Forex Trading Tips
Trading Tips for the Forex Beginner
For those of you who are new to the forex market, or even considering becoming a forex trader, this
informational article will teach exactly what Forex trading is about and how it works.
For the individuals new in currency trading we did include six Forex trading tips that will help you in your
daily trading.
First you will need to know the meaning of the term “forex” which stands for Foreign Exchange market.
This pertains to the international foreign currency exchange market where currencies of all kinds are bought and
sold. The forex market got its start back in the early 1970's when floating currencies and free exchange rates were
first introduced. At this time, the forex market traders were the only players on the market to decide upon the
value of one type of currency against another, all solely based upon a particular currency’s supply and demand.
The Forex Market is very unique for a number of reasons. First of all, this is one of the few markets that
require very little trading qualifications and is free from any external control and can not be manipulated in any
way. Seen as the as the largest financial market, with trades reaching up to 1.5 trillion U.S. dollars, or USD, the
money moves so fast, it’s impossible for a single investor to substantially affect the price of any major foreign
currency. In addition, unlike any stock that is rarely traded, forex traders are able to open and close any
positions within seconds, because there are always a number of willing buyers and sellers.
1. To open a forex account, all you have to do is simply fill out an application and provide
all the necessary identification. The application will include a margin agreement will state if the broker will be
allowed to intervene with any trade when it appears too risky. This agreement is made to protect the interests of
the broker because most trades are done by using the broker’s money. However, once you have established an account,
you can fund it and begin trading in the forex market.
2. In order to become a successful trader, you will need to adapt your own trading strategy.
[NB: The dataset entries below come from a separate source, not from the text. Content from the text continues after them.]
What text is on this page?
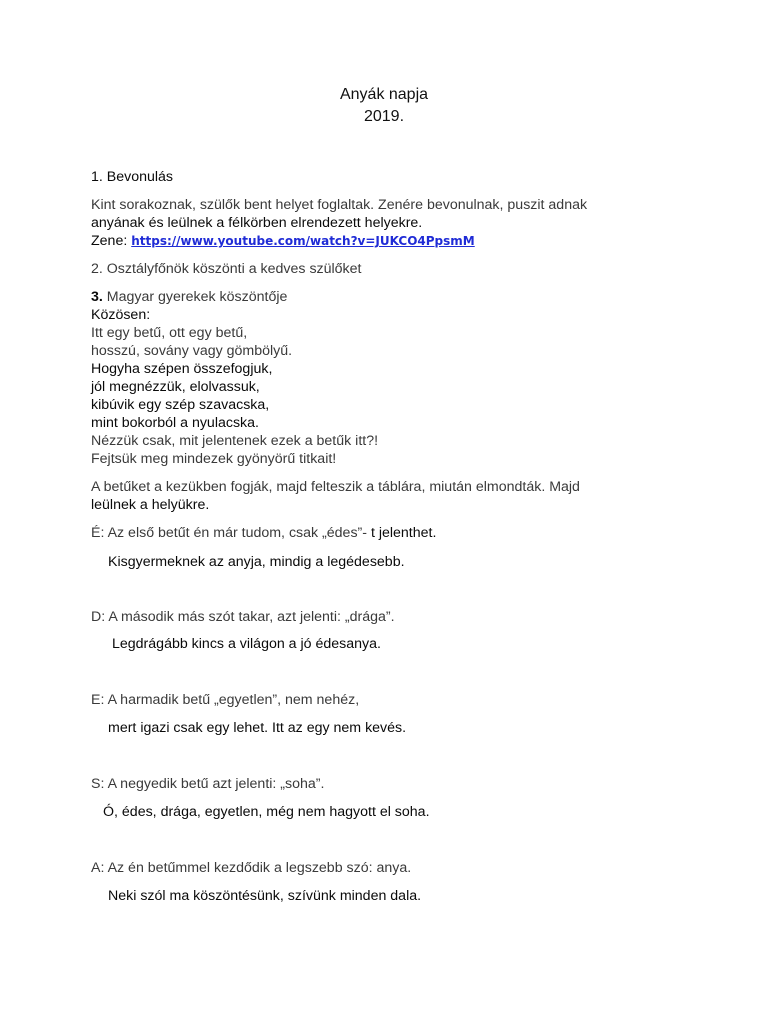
Anyák napja
2019.
1. Bevonulás
Kint sorakoznak, szülők bent helyet foglaltak. Zenére bevonulnak, puszit adnak
anyának és leülnek a félkörben elrendezett helyekre.
Zene: https://www.youtube.com/watch?v=JUKCO4PpsmM
2. Osztályfőnök köszönti a kedves szülőket
3. Magyar gyerekek köszöntője
Közösen:
Itt egy betű, ott egy betű,
hosszú, sovány vagy gömbölyű.
Hogyha szépen összefogjuk,
jól megnézzük, elolvassuk,
kibúvik egy szép szavacska,
mint bokorból a nyulacska.
Nézzük csak, mit jelentenek ezek a betűk itt?!
Fejtsük meg mindezek gyönyörű titkait!
A betűket a kezükben fogják, majd felteszik a táblára, miután elmondták. Majd
leülnek a helyükre.
É: Az első betűt én már tudom, csak „édes”- t jelenthet.
Kisgyermeknek az anyja, mindig a legédesebb.
D: A második más szót takar, azt jelenti: „drága”.
Legdrágább kincs a világon a jó édesanya.
E: A harmadik betű „egyetlen”, nem nehéz,
mert igazi csak egy lehet. Itt az egy nem kevés.
S: A negyedik betű azt jelenti: „soha”.
Ó, édes, drága, egyetlen, még nem hagyott el soha.
A: Az én betűmmel kezdődik a legszebb szó: anya.
Neki szól ma köszöntésünk, szívünk minden dala.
There is no one strategy that will work for all the traders, each individual trader will need to develop their own
approach to the market. While some traders may relay solely on technical analysis, others may prefer a more
fundamental approach, while the more successful traders use a combination of both. Each individual trader will need
to learn the best approach for them selves in order to gain a more comprehensive overview of the forex market in
order to prepare for any entry and exit points.
3. Understand that prices move by trends. Forex has a popular saying, “The trend is your
friend.” there are certain movements that have been studied over many years in order to identify a pattern in the
trend. These trends need to be understood in order to understand a good trading strategy. For small accounts that
are $25,000 and under, trading with a trend may help improving your odds when compared to bi-directional trading.
Most newbie’s will look to trade in any direction, when they should be trading with a trend.
4. Before you take any position, look over the top five currencies to make sure you’re not
missing something. The top five foreign in forex are: USD/Yen, Swiss franc/USD, Euro/Yen, Euro/USD and
Pound/USD.
5. For Beginner Forex Traders, it would be safest to have two accounts because you learn as you
play the trading game. Keep one real account, one that you will actually use to trade real money; and the second
account should be a demo, one that you can use to test alternative moves in the trading game. You can easily use
your demo account to shadow the trades in your real account so you can widen your stops to see if you are being too
conservative or not.
6. Always examine the one hour, four hour and daily charts that concern your trades. Although
you can trade at 15 and 30 minute time intervals, doing so requires a handful of dexterity.